今回は、昨年発生した大規模クレジットカード漏洩事件を例に、実際にゼロトラストFTAで脆弱性を洗い出す手法について実践してみる。

今回参考とする事例は下記だ。

ショーケース 入力支援サービスに不具合、カード情報流出、ユーキャンなど被害
2022年11月10日 11:00
 入力フォーム支援サービスを提供するショーケースは10月25日、同社が提供する「フォームアシスト」「サイト・パーソナライザ」「スマートフォン・コンバータ」において、第三者による不正アクセスでソースコードが書き換えられ、サービス利用企業のウェブサイトで入力された情報が外部へ流出した可能性があることが分かったと発表した。
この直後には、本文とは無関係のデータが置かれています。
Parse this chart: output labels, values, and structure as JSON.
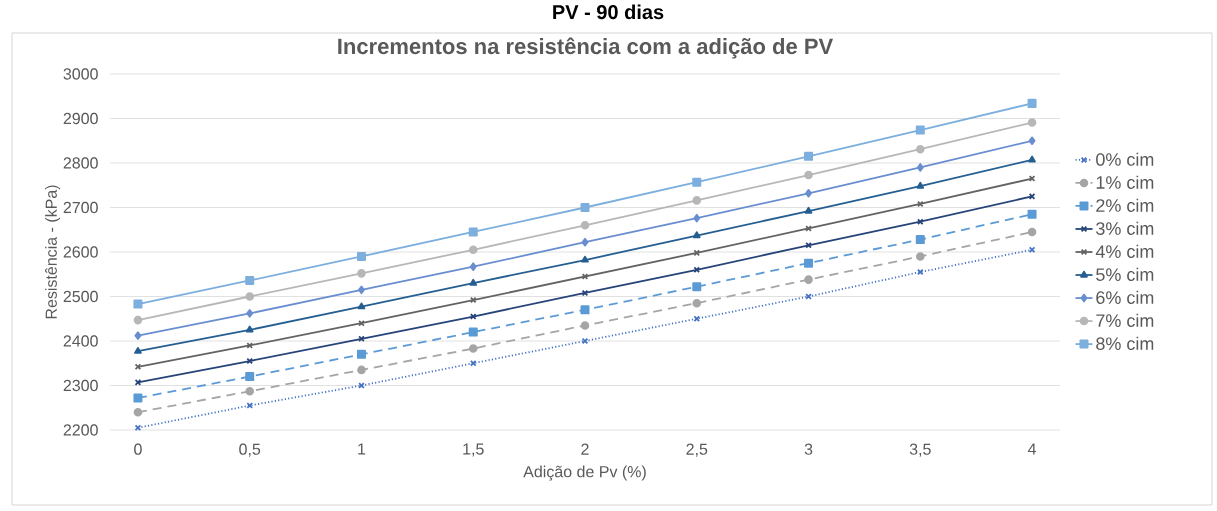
{
  "chart_data": {
    "type": "line",
    "title": "Incrementos na resistência com a adição de PV",
    "annotations": [
      "PV - 90 dias"
    ],
    "xlabel": "Adição de Pv (%)",
    "ylabel": "Resistência - (kPa)",
    "categories": [
      "0",
      "0,5",
      "1",
      "1,5",
      "2",
      "2,5",
      "3",
      "3,5",
      "4"
    ],
    "ylim": [
      2200,
      3000
    ],
    "yticks": [
      2200,
      2300,
      2400,
      2500,
      2600,
      2700,
      2800,
      2900,
      3000
    ],
    "grid": "y",
    "legend": "right",
    "series": [
      {
        "name": "0% cim",
        "color": "#4472c4",
        "marker": "cross",
        "line_style": "dotted",
        "values": [
          2205,
          2255,
          2300,
          2350,
          2400,
          2450,
          2500,
          2555,
          2605
        ]
      },
      {
        "name": "1% cim",
        "color": "#a5a5a5",
        "marker": "circle",
        "line_style": "dashed",
        "values": [
          2240,
          2287,
          2335,
          2383,
          2435,
          2485,
          2538,
          2590,
          2645
        ]
      },
      {
        "name": "2% cim",
        "color": "#5b9bd5",
        "marker": "square",
        "line_style": "dashed",
        "values": [
          2272,
          2320,
          2370,
          2420,
          2470,
          2522,
          2575,
          2628,
          2685
        ]
      },
      {
        "name": "3% cim",
        "color": "#264478",
        "marker": "cross",
        "line_style": "solid",
        "values": [
          2307,
          2355,
          2405,
          2455,
          2508,
          2560,
          2615,
          2668,
          2725
        ]
      },
      {
        "name": "4% cim",
        "color": "#636363",
        "marker": "cross",
        "line_style": "solid",
        "values": [
          2342,
          2390,
          2440,
          2492,
          2545,
          2598,
          2653,
          2708,
          2765
        ]
      },
      {
        "name": "5% cim",
        "color": "#255e91",
        "marker": "triangle",
        "line_style": "solid",
        "values": [
          2377,
          2425,
          2477,
          2530,
          2582,
          2637,
          2692,
          2748,
          2807
        ]
      },
      {
        "name": "6% cim",
        "color": "#698ed0",
        "marker": "diamond",
        "line_style": "solid",
        "values": [
          2412,
          2462,
          2515,
          2567,
          2622,
          2676,
          2732,
          2790,
          2850
        ]
      },
      {
        "name": "7% cim",
        "color": "#b7b7b7",
        "marker": "circle",
        "line_style": "solid",
        "values": [
          2447,
          2500,
          2552,
          2605,
          2660,
          2716,
          2773,
          2831,
          2891
        ]
      },
      {
        "name": "8% cim",
        "color": "#7cafdd",
        "marker": "square",
        "line_style": "solid",
        "values": [
          2483,
          2536,
          2590,
          2645,
          2700,
          2757,
          2815,
          2874,
          2934
        ]
      }
    ]
  }
}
流出した可能性がある企業には、個別に連絡しているという。
 同社によれば、7月26日に「フォームアシスト」のソースコードに不審な記述があるという指摘を利用企業から受けて調査したところ、システムにおける一部のぜい弱性を突いたことによる第三者の不正アクセスでソースコードが書き換えられ、一部利用企業のウェブサイト等で入力された情報が外部へ流出した恐れがあることが分かったという。なお、情報漏えいの被害把握や原因究明を行う「フォレンジック調査」を実施したところ、情報が流出した可能性のある利用企業は限定的だったとしている。
 同社サービスを利用していた通販関連企業での被害が相次いでいる。ユーキャンは26日、「生涯学習のユーキャン」サイトが第三者による不正アクセスを受け、顧客のクレジットカード情報200件が漏えいした恐れがあると発表。エービーシーマートは25日、カード情報2298件が漏えいした恐れがあると発表した。また、カクヤスでは11月1日、カード情報8094件が漏えいしたことが確定したと発表している。
 いずれのケースも、カード情報入力画面で顧客が入力した、カード番号・有効期限・セキュリティーコードなどが漏えいしている。カクヤスでは7月28日にショーケースからの連絡を受けたあと、同社サービスの利用停止と切り離しを実施。同社ではこれまで、カード情報入力画面にJavaScriptを組み込み、事業者のサーバーを経由せずに決済代行側で処理する「トークン型決済」を使っていたが、今回の事件を受けて、通販サイトから決済代行会社の決済画面に遷移し、決済代行会社のサーバーでカード情報を入力してもらう「リンク型決済」に切り替え、同社サイト上ではカード情報を一切扱わない仕様にしたという。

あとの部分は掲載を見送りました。